Many students see extended stay at community college due to major uncertainty, studies find

The rising pressure to receive a college education, and the stress associated with it, have been feelings 20-year-old Chertsa Yang has become well acquainted with as he prepares to finish his third year at Cosumnes River College, still an undeclared major.

The expectation of at least earning a bachelor’s degree may be the reason why students like Yang, and many others, go to college unsure about what it is they want to do.

“It’s been three years and I’m still lost and unsure about what I want,” Yang said.

The Pew Research Center found that education levels have been the highest among the millennial generation –those born after 1980– than past generations. The income gap between those who hold just a high school diploma and those with a bachelor’s or higher is also much larger for the millennials.

Pew reports that in 1965, 43 percent of the population held just a high school diploma and only 13 percent held a bachelor’s or higher with the income difference being $7,499. In 2013, the number of those with just a high school diploma dropped to 24 percent while those that hold a bachelor’s or higher rose to 34 percent and the income difference rose to $17,500.

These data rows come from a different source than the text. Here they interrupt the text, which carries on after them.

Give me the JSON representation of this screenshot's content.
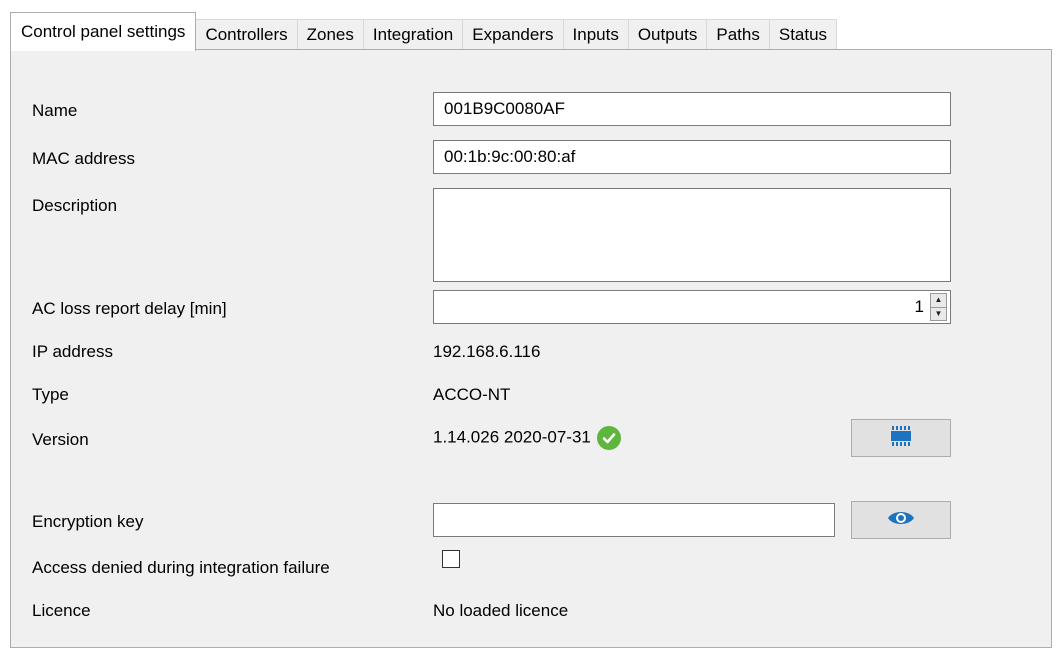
{
  "tabs": [
    {
      "label": "Control panel settings"
    },
    {
      "label": "Controllers"
    },
    {
      "label": "Zones"
    },
    {
      "label": "Integration"
    },
    {
      "label": "Expanders"
    },
    {
      "label": "Inputs"
    },
    {
      "label": "Outputs"
    },
    {
      "label": "Paths"
    },
    {
      "label": "Status"
    }
  ],
  "active_tab": "Control panel settings",
  "form": {
    "name": {
      "label": "Name",
      "value": "001B9C0080AF"
    },
    "mac": {
      "label": "MAC address",
      "value": "00:1b:9c:00:80:af"
    },
    "description": {
      "label": "Description",
      "value": ""
    },
    "ac_loss": {
      "label": "AC loss report delay [min]",
      "value": "1"
    },
    "ip": {
      "label": "IP address",
      "value": "192.168.6.116"
    },
    "type": {
      "label": "Type",
      "value": "ACCO-NT"
    },
    "version": {
      "label": "Version",
      "value": "1.14.026 2020-07-31",
      "status_icon": "check-circle-icon",
      "status_color": "#5fb63c",
      "update_icon": "firmware-chip-icon"
    },
    "encryption_key": {
      "label": "Encryption key",
      "value": "",
      "reveal_icon": "eye-icon"
    },
    "access_denied": {
      "label": "Access denied during integration failure",
      "checked": false
    },
    "licence": {
      "label": "Licence",
      "value": "No loaded licence"
    }
  },
  "colors": {
    "panel_bg": "#f0f0f0",
    "accent_icon": "#1e73be",
    "ok_green": "#5fb63c"
  }
}
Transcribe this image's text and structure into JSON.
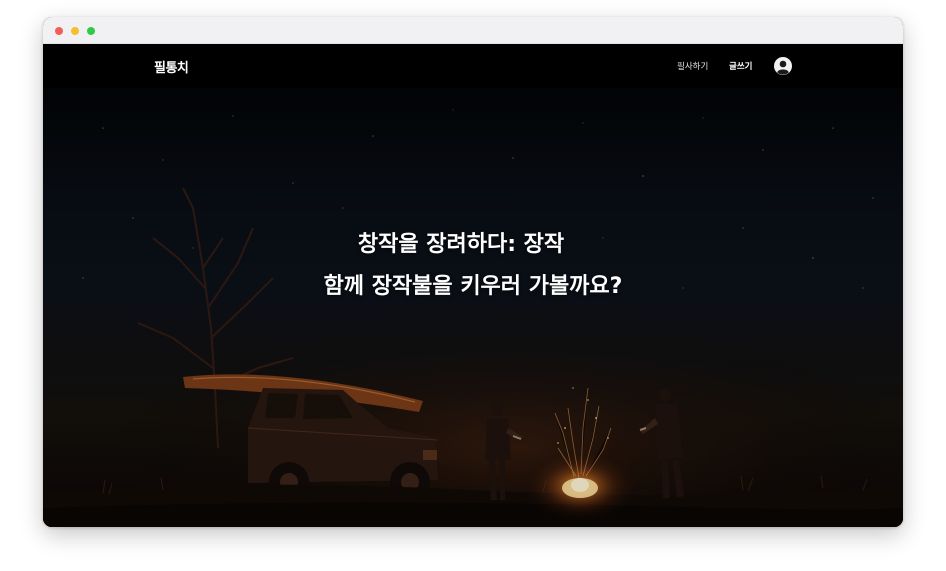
{
  "app": {
    "logo_text": "필통치"
  },
  "nav": {
    "transcribe_label": "필사하기",
    "write_label": "글쓰기",
    "avatar_icon": "user-avatar-icon"
  },
  "hero": {
    "title_line1": "창작을 장려하다: 장작",
    "title_line2": "함께 장작불을 키우러 가볼까요?",
    "image_subject": "campfire-night-scene"
  },
  "colors": {
    "titlebar": "#f1f1f3",
    "close": "#f25f57",
    "minimize": "#f6bd2f",
    "maximize": "#32c949",
    "navbar": "#000000",
    "fire": "#ffb347"
  }
}
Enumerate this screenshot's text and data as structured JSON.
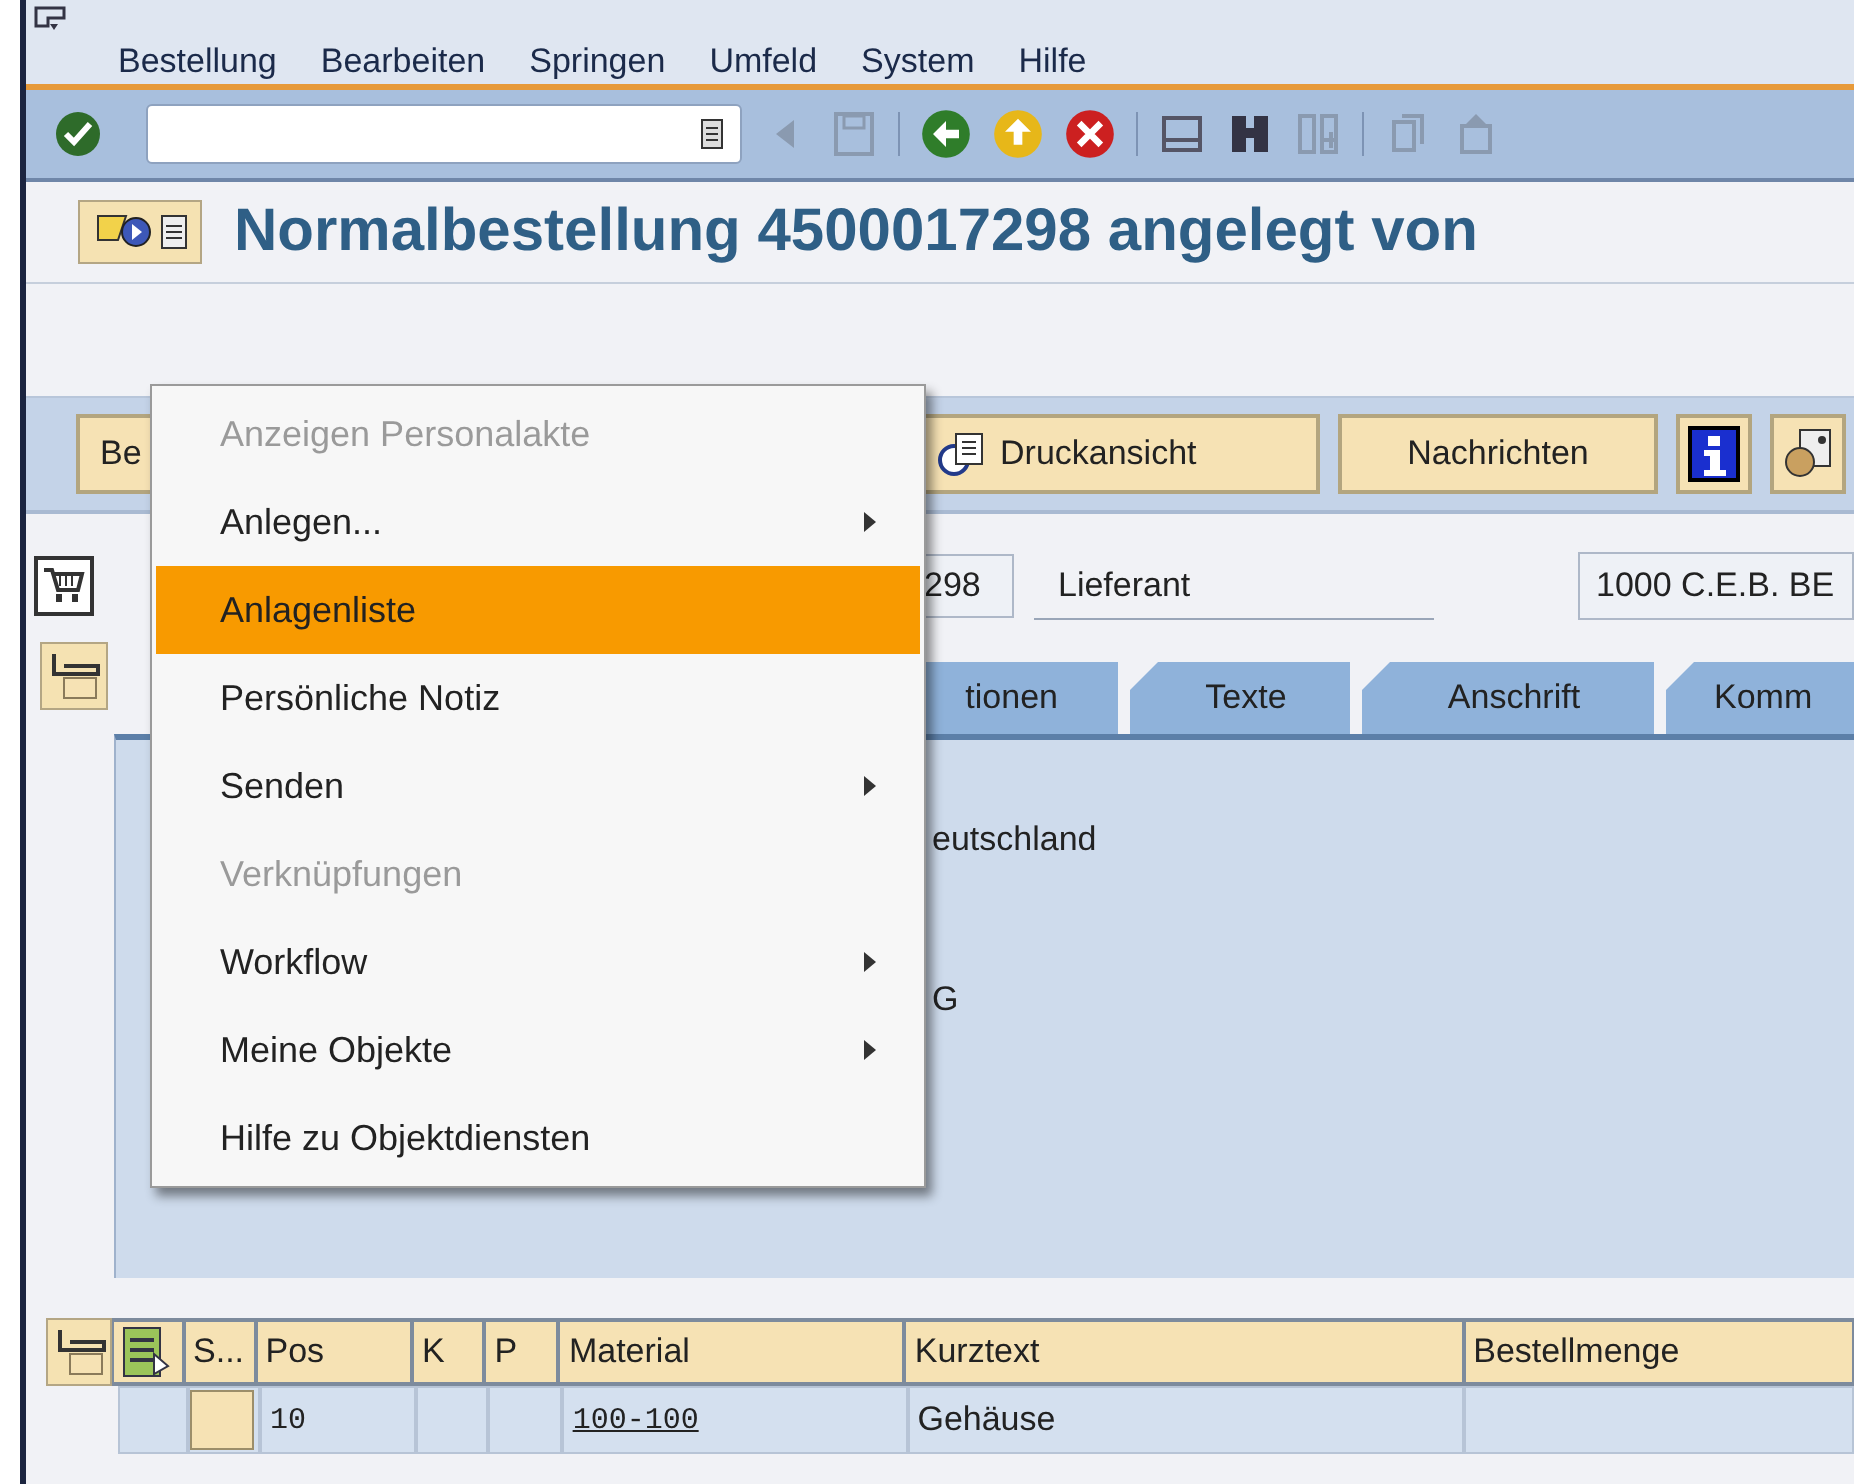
{
  "menu_bar": [
    {
      "label": "Bestellung"
    },
    {
      "label": "Bearbeiten"
    },
    {
      "label": "Springen"
    },
    {
      "label": "Umfeld"
    },
    {
      "label": "System"
    },
    {
      "label": "Hilfe"
    }
  ],
  "title": "Normalbestellung 4500017298 angelegt von",
  "app_toolbar": {
    "buttons": [
      {
        "label": "Be"
      },
      {
        "label": "Druckansicht"
      },
      {
        "label": "Nachrichten"
      }
    ]
  },
  "header": {
    "number_field": "298",
    "vendor_label": "Lieferant",
    "vendor_field": "1000 C.E.B. BE"
  },
  "tabs": [
    "tionen",
    "Texte",
    "Anschrift",
    "Komm"
  ],
  "tab_content": [
    "eutschland",
    "G"
  ],
  "table": {
    "columns": [
      {
        "label": "S...",
        "kind": "status"
      },
      {
        "label": "Pos",
        "kind": "number"
      },
      {
        "label": "K",
        "kind": "text"
      },
      {
        "label": "P",
        "kind": "text"
      },
      {
        "label": "Material",
        "kind": "link"
      },
      {
        "label": "Kurztext",
        "kind": "text"
      },
      {
        "label": "Bestellmenge",
        "kind": "text"
      }
    ],
    "rows": [
      {
        "cells": [
          null,
          "10",
          null,
          null,
          "100-100",
          "Gehäuse",
          null
        ]
      }
    ]
  },
  "context_menu": [
    {
      "label": "Anzeigen Personalakte",
      "disabled": true,
      "selected": false,
      "submenu": false
    },
    {
      "label": "Anlegen...",
      "disabled": false,
      "selected": false,
      "submenu": true
    },
    {
      "label": "Anlagenliste",
      "disabled": false,
      "selected": true,
      "submenu": false
    },
    {
      "label": "Persönliche Notiz",
      "disabled": false,
      "selected": false,
      "submenu": false
    },
    {
      "label": "Senden",
      "disabled": false,
      "selected": false,
      "submenu": true
    },
    {
      "label": "Verknüpfungen",
      "disabled": true,
      "selected": false,
      "submenu": false
    },
    {
      "label": "Workflow",
      "disabled": false,
      "selected": false,
      "submenu": true
    },
    {
      "label": "Meine Objekte",
      "disabled": false,
      "selected": false,
      "submenu": true
    },
    {
      "label": "Hilfe zu Objektdiensten",
      "disabled": false,
      "selected": false,
      "submenu": false
    }
  ]
}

With a bachelor’s becoming more common and valuable, college seems like the obvious course to take after high school and ideal for those that not only want to become more educated, but want to make more money.

Yang reflected this statement as he recalled his feelings at the end of high school and on why he came to college.

“I was unsure but I knew I wasn’t going to get anywhere without an education,” he said. “I want to be able to get a good job later.”

Yang is just one of many students that have been at CRC for more than the expected two years and one of many facing similar feelings of uncertainty.

Students can get some comfort in knowing that at CRC, statistics show it is more common to finish a two-year program in four years.

A study done in 1995 by Dr. Virginia Gordon, innovator in academic advising at Ohio State University, also found that 20 to 50 percent of students enter college as “undecided” and an estimated 75 percent of students change their major at least once.

“This is my third semester and I’ve changed my major once,” said 20-year-old Carissa Clemente, an English major.

Yang said he had picked a major but went back to being undeclared after losing interest in the field.

CRC counselor David Aagaard said he thinks it is normal for students to not know exactly what path they want to take in life. He also said it is normal for students to change their major a few times.

Aagaard said there are many resources available to students to help them decide when looking at major possibilities.

“Students need to know when they’re taking classes their teachers are great resources because they studied a lot to get to where they’re at,” Aagaard said. “We have a career center on campus, career fairs, you can take some online tests to help you explore different options.”

Yang said that if he could go back and give himself advice he would.

“I would tell myself to research and have a plan before leaving high school,” he said.